Jon Huntsman Jr., often portrayed as a sober foreign policy hand, is as hard-line on Iran as any of the candidates. When asked if he would deploy U.S. troops to stop a nuclear weapon, the former governor replied: "I can't live with the implications of not doing it.... You got to have all options on the table. You got to be prepared to use all elements of national power."
The strategies put forth by the candidates all rest on the assumption that U.S. military action could eliminate Iran's nuclear program. For military force to be effective, however, there are three core requirements the candidates have not addressed.

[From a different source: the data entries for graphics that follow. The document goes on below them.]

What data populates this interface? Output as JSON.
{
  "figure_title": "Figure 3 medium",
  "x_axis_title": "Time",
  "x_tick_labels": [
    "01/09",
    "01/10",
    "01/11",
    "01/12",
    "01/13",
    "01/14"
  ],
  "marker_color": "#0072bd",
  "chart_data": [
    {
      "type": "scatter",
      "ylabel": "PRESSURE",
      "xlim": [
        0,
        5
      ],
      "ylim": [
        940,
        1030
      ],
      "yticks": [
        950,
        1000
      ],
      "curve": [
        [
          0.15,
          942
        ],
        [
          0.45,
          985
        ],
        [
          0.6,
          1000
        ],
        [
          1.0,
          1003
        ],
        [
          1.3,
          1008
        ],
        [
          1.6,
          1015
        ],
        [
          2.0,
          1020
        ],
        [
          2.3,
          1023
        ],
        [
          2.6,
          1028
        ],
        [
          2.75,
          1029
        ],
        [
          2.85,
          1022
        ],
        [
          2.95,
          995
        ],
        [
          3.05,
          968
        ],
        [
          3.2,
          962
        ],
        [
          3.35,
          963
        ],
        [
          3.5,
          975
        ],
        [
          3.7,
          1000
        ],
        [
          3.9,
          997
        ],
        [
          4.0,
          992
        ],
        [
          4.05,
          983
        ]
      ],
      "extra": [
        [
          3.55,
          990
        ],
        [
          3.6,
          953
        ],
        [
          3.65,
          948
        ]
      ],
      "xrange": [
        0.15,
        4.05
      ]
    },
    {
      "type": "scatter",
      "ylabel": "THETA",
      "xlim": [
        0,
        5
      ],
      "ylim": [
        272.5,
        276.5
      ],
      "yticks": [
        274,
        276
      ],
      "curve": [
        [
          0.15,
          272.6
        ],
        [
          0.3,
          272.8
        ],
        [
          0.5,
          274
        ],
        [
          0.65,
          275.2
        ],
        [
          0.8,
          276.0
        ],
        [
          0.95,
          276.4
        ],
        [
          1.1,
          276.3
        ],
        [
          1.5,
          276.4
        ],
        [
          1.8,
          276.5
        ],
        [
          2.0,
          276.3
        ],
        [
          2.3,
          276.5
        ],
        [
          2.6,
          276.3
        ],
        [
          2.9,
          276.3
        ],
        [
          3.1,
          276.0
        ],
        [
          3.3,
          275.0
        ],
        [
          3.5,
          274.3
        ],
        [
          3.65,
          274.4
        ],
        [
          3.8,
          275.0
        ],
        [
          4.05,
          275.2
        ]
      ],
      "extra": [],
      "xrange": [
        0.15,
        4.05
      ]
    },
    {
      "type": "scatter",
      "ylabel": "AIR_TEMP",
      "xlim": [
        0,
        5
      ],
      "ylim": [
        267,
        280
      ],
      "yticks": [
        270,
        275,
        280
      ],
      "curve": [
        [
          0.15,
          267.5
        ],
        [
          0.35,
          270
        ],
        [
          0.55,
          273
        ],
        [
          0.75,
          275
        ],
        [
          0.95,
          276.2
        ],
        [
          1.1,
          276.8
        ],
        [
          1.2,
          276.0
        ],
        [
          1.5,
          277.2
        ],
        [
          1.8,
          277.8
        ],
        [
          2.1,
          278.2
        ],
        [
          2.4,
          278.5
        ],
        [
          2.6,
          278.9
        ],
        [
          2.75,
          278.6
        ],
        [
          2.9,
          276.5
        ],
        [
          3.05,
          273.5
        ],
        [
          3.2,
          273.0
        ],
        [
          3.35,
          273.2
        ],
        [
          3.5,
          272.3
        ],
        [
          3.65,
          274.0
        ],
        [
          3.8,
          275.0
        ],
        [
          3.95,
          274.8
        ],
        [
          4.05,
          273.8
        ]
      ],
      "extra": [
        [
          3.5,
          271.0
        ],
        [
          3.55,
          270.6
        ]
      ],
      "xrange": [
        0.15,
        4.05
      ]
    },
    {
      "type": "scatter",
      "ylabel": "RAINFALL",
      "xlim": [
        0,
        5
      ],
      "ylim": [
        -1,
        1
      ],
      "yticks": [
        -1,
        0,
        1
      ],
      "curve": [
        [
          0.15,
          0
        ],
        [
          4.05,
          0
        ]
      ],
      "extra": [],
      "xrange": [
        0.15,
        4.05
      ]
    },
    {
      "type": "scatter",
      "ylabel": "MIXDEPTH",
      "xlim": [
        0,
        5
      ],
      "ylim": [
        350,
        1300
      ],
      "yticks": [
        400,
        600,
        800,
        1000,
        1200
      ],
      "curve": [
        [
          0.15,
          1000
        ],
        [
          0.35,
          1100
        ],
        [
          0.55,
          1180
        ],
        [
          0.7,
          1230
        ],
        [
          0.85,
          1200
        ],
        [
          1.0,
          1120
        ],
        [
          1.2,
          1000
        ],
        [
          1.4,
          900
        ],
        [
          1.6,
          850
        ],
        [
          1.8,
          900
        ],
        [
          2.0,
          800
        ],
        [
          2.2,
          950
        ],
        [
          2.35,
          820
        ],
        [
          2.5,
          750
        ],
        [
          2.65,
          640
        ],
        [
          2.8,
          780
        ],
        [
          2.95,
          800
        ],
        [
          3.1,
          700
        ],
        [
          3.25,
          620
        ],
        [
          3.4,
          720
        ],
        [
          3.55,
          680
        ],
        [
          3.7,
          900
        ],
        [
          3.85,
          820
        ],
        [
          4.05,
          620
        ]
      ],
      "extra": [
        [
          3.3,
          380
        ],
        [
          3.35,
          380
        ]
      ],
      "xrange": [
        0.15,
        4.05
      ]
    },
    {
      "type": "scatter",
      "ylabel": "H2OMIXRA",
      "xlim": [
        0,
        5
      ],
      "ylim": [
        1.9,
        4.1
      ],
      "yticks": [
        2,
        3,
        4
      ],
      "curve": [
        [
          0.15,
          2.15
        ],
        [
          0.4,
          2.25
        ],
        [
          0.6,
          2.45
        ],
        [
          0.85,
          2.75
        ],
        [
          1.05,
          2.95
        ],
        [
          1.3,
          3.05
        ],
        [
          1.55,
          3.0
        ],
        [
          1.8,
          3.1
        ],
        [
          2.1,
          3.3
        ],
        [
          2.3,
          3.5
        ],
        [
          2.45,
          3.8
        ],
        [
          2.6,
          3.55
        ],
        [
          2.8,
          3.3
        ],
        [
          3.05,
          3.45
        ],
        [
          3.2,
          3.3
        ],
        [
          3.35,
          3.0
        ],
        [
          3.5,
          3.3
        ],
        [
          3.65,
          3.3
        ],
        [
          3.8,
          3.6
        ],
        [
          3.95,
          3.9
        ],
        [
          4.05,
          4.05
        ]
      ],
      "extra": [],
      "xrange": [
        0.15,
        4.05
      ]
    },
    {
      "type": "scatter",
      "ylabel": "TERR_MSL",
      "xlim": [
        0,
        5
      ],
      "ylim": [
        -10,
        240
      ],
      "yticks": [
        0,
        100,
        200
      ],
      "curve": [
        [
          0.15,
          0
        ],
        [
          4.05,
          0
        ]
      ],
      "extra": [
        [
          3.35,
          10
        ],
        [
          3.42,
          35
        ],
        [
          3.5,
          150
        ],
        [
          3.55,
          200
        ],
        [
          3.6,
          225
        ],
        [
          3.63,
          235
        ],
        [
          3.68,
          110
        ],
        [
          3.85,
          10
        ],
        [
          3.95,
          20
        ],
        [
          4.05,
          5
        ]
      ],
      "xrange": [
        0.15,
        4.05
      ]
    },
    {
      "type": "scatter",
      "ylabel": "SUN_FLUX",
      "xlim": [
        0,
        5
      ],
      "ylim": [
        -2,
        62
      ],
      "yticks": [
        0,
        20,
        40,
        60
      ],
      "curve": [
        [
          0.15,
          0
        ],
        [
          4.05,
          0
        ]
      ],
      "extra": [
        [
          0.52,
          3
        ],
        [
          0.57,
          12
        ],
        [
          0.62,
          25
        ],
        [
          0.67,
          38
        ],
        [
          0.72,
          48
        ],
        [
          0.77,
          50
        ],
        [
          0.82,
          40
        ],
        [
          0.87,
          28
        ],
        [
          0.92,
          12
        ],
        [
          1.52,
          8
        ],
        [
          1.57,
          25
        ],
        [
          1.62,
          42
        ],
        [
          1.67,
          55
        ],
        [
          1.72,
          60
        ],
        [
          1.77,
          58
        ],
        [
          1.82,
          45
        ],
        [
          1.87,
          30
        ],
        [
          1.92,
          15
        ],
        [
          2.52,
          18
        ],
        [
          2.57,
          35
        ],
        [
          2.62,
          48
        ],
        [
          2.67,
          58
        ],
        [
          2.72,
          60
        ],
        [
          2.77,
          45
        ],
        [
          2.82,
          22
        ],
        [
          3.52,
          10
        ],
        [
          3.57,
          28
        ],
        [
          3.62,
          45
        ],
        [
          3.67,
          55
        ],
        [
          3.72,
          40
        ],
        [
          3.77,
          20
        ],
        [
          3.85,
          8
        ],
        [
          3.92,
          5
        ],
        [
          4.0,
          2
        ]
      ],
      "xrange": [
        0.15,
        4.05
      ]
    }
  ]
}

First, does the U.S. intelligence community know where every weapons-related nuclear facility is located? As demonstrated by the revelation of a potential hidden uranium enrichment facility near the city of Qom in 2009, it is impossible to know whether Iran is concealing other nuclear facilities.
Second, can airstrikes alone eliminate all nuclear facilities? Even Gingrich acknowledged: "The idea that you're going to wage a bombing campaign that accurately takes out all the Iranian nuclear program … is a fantasy."
Last, but certainly not least, have senior leaders in Iran decided to pursue nuclear weapons? Last February, Director of National Intelligence James Clapper admitted: "We do not know … if Iran will eventually decide to build nuclear weapons."
Initiating a preemptive military strike against Iran to eliminate its suspected nuclear weapons capability would be an enormously significant — and potentially disastrous — foreign policy decision. As the Republican presidential campaign continues, the media and prospective voters must challenge the candidates for greater explanation on this application of military force. In Iraq, the U.S. discovered the enormous costs and consequences of trying to disarm a country through regime change. It is crucial, therefore, that we demand that those running for president clearly articulate a realistic strategy for preventing an Iranian bomb before placing "all options on the table."
Micah Zenko is a fellow and Emma Welch is a research associate with the Center for Preventive Action at the Council on Foreign Relations.